Objections to Discovery Requests
When answering discovery, review the discovery material carefully for any objectionable requests. Under the Rules, a party has the right to obtain discovery on any non-privileged matter that is relevant to the subject matter of the action. See Maryland Rule 2-402. Do your best to answer each question. If you really feel that a request is objectionable, you can object for one or more of the following reasons:
Overly Vague and/or Broad – This objection is reserved for discovery requests that are very difficult to comprehend, leave material (meaning important and relevant) terms undefined, or request information that is not limited to the timeframe of the relevant events.

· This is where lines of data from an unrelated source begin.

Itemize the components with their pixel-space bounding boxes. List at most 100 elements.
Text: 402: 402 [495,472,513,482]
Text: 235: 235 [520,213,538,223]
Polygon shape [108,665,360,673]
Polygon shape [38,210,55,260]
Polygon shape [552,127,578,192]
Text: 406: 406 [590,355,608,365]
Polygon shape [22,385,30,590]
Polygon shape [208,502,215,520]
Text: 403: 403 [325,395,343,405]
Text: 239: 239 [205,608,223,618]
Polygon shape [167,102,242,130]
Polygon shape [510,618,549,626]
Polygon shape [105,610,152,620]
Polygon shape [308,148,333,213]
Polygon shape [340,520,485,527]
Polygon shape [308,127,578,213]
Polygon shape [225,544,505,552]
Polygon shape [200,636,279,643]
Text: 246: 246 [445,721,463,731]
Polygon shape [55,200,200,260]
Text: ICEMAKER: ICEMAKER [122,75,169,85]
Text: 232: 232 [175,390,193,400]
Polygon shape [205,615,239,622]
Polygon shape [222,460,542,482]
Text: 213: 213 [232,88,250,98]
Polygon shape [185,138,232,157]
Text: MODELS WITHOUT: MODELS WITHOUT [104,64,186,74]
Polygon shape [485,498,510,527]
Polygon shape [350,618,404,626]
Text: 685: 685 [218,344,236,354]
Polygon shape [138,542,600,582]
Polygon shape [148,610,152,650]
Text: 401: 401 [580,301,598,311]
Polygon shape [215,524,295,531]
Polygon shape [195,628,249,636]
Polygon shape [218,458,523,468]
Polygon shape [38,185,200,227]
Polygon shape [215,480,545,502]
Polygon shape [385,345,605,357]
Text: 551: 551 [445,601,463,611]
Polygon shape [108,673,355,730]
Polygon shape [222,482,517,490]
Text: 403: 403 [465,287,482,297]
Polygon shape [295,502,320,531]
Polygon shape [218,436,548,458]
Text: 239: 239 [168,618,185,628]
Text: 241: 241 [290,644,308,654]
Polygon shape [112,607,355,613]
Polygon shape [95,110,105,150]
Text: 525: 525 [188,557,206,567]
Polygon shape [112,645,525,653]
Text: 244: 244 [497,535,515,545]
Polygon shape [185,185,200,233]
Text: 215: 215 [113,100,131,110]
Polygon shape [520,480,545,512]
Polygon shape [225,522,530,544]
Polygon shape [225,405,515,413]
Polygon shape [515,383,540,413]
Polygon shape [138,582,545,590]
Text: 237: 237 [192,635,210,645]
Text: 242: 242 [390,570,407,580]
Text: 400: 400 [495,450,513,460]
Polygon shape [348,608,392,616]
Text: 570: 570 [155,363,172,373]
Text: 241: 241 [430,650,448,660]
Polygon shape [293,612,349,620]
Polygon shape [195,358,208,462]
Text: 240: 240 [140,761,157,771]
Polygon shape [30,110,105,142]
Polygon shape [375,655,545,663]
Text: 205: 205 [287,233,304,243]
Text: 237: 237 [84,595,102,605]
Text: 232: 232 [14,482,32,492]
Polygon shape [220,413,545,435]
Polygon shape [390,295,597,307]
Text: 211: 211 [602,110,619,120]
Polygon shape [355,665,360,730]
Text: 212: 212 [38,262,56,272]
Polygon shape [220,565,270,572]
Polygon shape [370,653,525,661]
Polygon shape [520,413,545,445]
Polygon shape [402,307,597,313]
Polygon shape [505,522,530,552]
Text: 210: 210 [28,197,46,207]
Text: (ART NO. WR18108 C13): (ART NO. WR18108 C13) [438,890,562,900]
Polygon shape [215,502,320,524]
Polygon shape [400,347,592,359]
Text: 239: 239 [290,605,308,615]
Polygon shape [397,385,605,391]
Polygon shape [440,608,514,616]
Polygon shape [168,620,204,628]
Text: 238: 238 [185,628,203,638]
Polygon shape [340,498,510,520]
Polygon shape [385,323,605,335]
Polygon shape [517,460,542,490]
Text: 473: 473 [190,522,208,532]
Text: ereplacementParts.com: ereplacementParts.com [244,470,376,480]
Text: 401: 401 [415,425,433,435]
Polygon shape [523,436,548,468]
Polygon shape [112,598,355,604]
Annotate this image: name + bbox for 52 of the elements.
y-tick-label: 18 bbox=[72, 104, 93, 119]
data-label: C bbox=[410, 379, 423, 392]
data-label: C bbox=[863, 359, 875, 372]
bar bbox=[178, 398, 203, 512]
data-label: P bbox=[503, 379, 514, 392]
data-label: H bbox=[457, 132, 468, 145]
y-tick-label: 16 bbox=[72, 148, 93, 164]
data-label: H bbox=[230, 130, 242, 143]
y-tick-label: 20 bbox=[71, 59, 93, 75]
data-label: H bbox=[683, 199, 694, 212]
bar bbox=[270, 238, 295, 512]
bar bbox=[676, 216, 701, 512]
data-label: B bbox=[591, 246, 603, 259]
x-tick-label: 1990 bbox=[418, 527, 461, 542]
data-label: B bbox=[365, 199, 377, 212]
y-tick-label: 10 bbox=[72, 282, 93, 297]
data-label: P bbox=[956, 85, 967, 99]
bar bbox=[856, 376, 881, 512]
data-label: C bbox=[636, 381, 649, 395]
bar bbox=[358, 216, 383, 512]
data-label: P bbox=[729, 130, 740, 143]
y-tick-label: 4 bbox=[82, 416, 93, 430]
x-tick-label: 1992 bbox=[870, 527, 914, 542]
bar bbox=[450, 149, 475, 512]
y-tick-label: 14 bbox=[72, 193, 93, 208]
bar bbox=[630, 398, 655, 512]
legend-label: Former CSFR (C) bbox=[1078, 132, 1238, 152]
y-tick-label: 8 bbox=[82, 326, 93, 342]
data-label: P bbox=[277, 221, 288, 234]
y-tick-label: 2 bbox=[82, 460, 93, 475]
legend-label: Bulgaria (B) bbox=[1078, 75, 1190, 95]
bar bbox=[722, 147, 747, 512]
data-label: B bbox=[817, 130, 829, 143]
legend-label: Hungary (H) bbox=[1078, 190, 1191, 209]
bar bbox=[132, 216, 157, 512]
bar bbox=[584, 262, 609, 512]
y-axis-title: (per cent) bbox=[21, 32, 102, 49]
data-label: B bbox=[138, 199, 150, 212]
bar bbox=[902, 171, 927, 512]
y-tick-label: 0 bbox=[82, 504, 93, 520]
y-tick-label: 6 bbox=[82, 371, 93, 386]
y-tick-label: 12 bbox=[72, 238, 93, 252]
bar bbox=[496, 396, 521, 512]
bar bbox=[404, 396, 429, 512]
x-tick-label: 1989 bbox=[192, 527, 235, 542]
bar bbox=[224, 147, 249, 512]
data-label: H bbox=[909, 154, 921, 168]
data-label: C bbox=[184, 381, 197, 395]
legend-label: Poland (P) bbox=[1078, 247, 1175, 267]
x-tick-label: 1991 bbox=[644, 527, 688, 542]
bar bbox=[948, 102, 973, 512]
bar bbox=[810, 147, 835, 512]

Unduly Burdensome – This objection is reserved for those discovery requests that seek information and/or documents that would be very time-consuming and/or cost prohibitive to locate or produce. If a request is truly cost prohibitive, consider seeking a protective order under Maryland Rule 2-403.
Irrelevant/Not Reasonably Calculated to Lead to the Discovery of Admissible Evidence – This objection is reserved for those discovery requests that are completely unrelated to the subject matter of the litigation. If the information sought is in any way related to the issues presented by the case, do your best to answer the request.
Work Product Doctrine – This objection covers material that was prepared in anticipation of litigation or for trial (for example, your notes that document your analysis or valuation of the case; an outline of your cross-examination of the opposing party) and should be used sparingly. Again, this doctrine does not apply to any documents and/or information shared with an expert witness whom you intend to have testify at trial. NOTE: The party seeking the information can obtain discovery of work product materials if she can show that she has a substantial need for the information and that she cannot obtain the materials without undue hardship.
See Maryland Rule 2-402; Discovery Guideline No. 5 NOTE: When answering interrogatories, if you object to one part of an interrogatory, you cannot refuse to answer the entire interrogatory if the rest of the interrogatory is not objectionable.
You will have to answer the interrogatory or request once the opposing party clarifies or amends the objectionable part of the request. Also, keep in mind that the opposing party can file a motion to compel, asking the Court to require you to answer requests to which you have objected. If the Court does not agree with your objection, it can order you to respond.
Filing and Serving Discovery
When you are ready to serve the opposing party with discovery requests or discovery responses, you will also include a document called “Notice of Service of Discovery Material.” The “Notice” will state the type of discovery material served, the date and manner of service, and the party or person served. See Maryland Rule 2-401(d)(2) You should always keep the original of the discovery request and send a copy to your opponent. If you are producing documents in response to requests by your opponent, you should keep the original documents and send your opponent a copy. Keep all originals stored in a safe location until litigation is over. If there are multiple parties involved, make sure to send copies of the discovery materials and Notice of Service of Discovery Materials to every party.
Unlike the pleadings and motions, discovery is not filed with the Court. That means when you send requests for production of documents or interrogatories to the opposing party, you do not file the requests and interrogatories with the Court. When you send responses to requests for production of documents or answers to interrogatories to opposing party, you also do not file those documents with the Court. Instead, you will only file with the Court the “Notice of Service of Discovery Material” that you sent to the opposing party.
Duty to Supplement Responses
In most cases, you issue discovery and you receive discovery requests in the early stages of litigation. As a result, you may not know all the answers to your opponent’s questions, and you may not have all the documents necessary for answering the requests. You must still respond to your opponent’s discovery requests within the time requirements. If you later receive additional information that changes your prior answers, you must “supplement” your prior response “promptly.” See Maryland Rule 2-401(e) As a practical matter, parties generally supplement their discovery before the discovery deadline. That way, if the other party has questions about the newly-disclosed information, she will have time to ask questions about the new information. The opposing party does not have to ask you to supplement; you are under a continuing duty to do so. If you do not supplement material information promptly, the court may later preclude the information at trial, meaning you will not be permitted to use it as evidence.